Futurezone @ Radio Energy
09/27/2011

Woche 39: Web und 3D für Flat-TVs

Die Hersteller sehen das Weihnachtsgeschäft bereits am Horizont und rüsten ihre Flat-TVs auf, um die Geldbörsen der Konsumenten für sich zu erschließen.

von Jakob Steinschaden

Was ist der größte Trend bei Flat-TVs?
Definitiv das Thema “Smart TV”: Dabei geht es um das Zusammenwachsen von Internet und Fernsehen. Neue Flat-TVs sind fast immer mit einer Netzwerk-Schnittstelle ausgerüstet und können so etwa Videos von YouTube oder Fotos von Flickr auf den Bildschirm holen. Anleihen nimmt sich SmartTV aber auch beim Smartphone: Mittlerweile kann man sich Apps auf dem Flat-TV installieren, um etwa Facebook oder Twitter auf den Schirm zu holen. Am interessantesten sind aber installierbare Online-Videotheken, über die man Filme und TV-Serien abrufen kann. Das wird wahrscheinlich 2012 durchstarten, denn dann soll gerüchtehalber Apple mit einem eigenen Flat-TV auf den Markt gehen.

Wie sieht es mit 3D aus?
Auch 3D ist mittlerweile in sehr vielen neuen TV-Geräten fix integriert. Allerdings zeigen Untersuchungen, dass die Funktion von den Konsumenten nicht wirklich angenommen wird. Viele scheuen die Zusatzkosten für die Brillen oder setzen diese lieber bei einem Kinobesuch mit Freunden auf als allein zu Hause auf der Couch. Außerdem bekommen viele Menschen Kopfweh oder Augenschmerzen, wenn sie länger einen 3D-Film sehen. In Sachen “3D ohne Brille” tut sich bereits einiges, entsprechende Protoypen funktionieren bereits ganz gut. Bis die Technologie aber marktreif und vor allem leistbar ist, wird es aber noch mindestens fünf Jahre dauern.
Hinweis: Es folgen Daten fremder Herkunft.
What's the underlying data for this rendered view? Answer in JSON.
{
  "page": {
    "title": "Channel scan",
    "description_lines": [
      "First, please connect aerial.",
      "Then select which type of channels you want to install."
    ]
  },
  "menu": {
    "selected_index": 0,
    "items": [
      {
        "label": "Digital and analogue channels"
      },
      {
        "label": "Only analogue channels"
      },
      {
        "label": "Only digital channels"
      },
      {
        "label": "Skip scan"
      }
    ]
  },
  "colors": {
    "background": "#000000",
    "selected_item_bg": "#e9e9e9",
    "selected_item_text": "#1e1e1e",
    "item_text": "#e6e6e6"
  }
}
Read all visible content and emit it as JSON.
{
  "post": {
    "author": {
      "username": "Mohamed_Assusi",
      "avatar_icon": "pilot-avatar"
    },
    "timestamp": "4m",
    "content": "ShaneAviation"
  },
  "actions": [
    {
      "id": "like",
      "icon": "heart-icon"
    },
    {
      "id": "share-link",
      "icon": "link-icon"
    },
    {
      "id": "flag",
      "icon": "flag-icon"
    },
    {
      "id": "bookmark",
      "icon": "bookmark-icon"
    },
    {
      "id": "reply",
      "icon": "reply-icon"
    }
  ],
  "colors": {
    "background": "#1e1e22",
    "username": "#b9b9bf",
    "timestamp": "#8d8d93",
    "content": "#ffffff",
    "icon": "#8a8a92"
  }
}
Was tut sich hinsichtlich dem Stromverbrauch?

Nach Preis, Bilddiagonale und Bildqualität ist für Konsumenten die Energieeffizienz bei Flat-TVs das wichtigste Kriterium - wichtiger als 3D und Internetzugang. Ab November gibt es eine verpflichtende EU-Plakette, die den Stromverbrauch der Flat-TVs angibt: Sie reicht von “A” für “sehr stromsparend” bis zu “G” für “nicht stromsparend”. Derzeit bewegen sich die meisten Geräte am Markt zwischen B und C, sind also nicht optimal, was den Stromverbrauch betrifft. In Österreich sind momentan nur 19 Modelle zu haben, die die Kennzeichnung “A” tragen dürfen. Wer in Zukunft noch mehr Energie sparen will, muss warten, bis sich die OLED-Technologie (organische Leuchtdioden) durchsetzt), die “A+++” ermöglicht - allerdings nur dann, wenn man auf Zusatzfunktionen wie 3D oder Internet verzichtet.